Steve Chiotakis: It’s May and for the college crowd, it’s graduation time. Cause for celebration, and time for harsh reality. That is, the mountain of debt that’s accumulated for those who are finishing up. While repayment can be a big burden, commentator Robert Reich says he has an idea that might make it a little easier.


Robert Reich: The average young person now graduating from college has to repay almost $22,000 of student loans. That’s a record, partly because college costs have continued to rise even during the downturn, and because other sources of college funding have taken big hits — like home equity loans and 529 plans that allowed families to sock money away for college.

But how can a young people repay this much money when the job market is so bad? The law doesn’t allow college loans to be discharged in personal bankruptcy.

Even when they do find jobs, college grads have no choice but to take the job that pays the most. They can’t afford to do what they might really want to do — become, say, a social worker or writer or legal services attorney.
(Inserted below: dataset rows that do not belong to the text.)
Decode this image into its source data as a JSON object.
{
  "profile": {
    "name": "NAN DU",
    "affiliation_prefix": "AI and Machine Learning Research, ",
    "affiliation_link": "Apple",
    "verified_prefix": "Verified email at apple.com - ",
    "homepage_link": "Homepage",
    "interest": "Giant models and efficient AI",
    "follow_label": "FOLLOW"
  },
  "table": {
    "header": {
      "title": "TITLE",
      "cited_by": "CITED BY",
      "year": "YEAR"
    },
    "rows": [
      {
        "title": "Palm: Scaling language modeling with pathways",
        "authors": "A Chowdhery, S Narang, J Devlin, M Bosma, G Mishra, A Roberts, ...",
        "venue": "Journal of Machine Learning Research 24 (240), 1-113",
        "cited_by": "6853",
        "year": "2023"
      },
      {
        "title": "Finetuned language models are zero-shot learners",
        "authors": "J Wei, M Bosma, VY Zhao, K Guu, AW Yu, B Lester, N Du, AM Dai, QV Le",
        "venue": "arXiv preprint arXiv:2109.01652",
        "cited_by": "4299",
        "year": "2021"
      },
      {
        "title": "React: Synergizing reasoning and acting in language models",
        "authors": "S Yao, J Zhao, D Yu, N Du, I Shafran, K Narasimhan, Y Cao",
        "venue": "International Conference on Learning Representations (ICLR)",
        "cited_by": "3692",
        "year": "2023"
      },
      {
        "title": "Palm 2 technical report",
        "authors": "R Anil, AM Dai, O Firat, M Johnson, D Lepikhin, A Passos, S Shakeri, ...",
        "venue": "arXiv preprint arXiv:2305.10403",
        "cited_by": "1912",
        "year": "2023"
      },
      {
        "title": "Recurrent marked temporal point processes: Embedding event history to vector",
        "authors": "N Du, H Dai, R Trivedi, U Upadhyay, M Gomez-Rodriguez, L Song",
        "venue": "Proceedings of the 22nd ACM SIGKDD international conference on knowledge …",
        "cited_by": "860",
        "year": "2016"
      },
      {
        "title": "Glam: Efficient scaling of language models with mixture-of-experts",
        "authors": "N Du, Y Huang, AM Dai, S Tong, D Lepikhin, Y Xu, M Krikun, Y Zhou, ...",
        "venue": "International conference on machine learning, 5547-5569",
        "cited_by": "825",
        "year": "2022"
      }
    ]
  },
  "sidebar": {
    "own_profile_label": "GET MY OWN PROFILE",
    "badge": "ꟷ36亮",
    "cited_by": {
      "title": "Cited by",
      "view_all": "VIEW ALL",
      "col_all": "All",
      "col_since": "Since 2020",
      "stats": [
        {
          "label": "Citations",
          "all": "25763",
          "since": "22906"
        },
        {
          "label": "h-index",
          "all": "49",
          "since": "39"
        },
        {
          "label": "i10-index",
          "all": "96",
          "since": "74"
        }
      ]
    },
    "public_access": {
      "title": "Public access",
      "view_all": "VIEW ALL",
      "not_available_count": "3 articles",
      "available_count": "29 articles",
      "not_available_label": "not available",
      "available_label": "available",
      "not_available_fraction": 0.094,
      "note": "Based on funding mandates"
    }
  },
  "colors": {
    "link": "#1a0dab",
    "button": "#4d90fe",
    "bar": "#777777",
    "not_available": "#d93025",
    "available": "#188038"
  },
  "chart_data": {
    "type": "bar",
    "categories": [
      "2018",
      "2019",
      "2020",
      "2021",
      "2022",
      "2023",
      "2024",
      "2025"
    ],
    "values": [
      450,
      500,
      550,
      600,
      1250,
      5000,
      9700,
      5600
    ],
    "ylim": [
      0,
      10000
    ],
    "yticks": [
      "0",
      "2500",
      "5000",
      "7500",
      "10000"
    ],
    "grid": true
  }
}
Now this problem won’t go away when the economy recovers. College debt burdens have been rising for years, and the career choices of many newly-minted graduates are narrowing to those that help repay college loans. We need a new system. So here’s my proposal: Any college student can get full funding from the government, with only one string attached. Once they’ve graduated and are in the work force, they pay 10 percent of their incomes for the first 10 years of full-time work into the same government fund they drew on to finance their college education.

Now maybe that formula will need to be adjusted up or down to cover all the costs. And surely some people will game the system as they do every other one. But the essential idea is that linking the costs of college to subsequent wages makes college affordable to everyone.

And linking repayment to a fixed percent of subsequent wages for a limited number of years enables all graduates to follow their dreams into whatever work they want, without worrying about earning enough to repay a loan. Those who end up in relatively high-paying jobs subsidize those who end up in relatively low-paying ones.

It’s fair, it’s simple, and good for society as well as the individual. So happy graduation!

Chiotakis: Robert Reich teaches public policy at the University of California, Berkeley.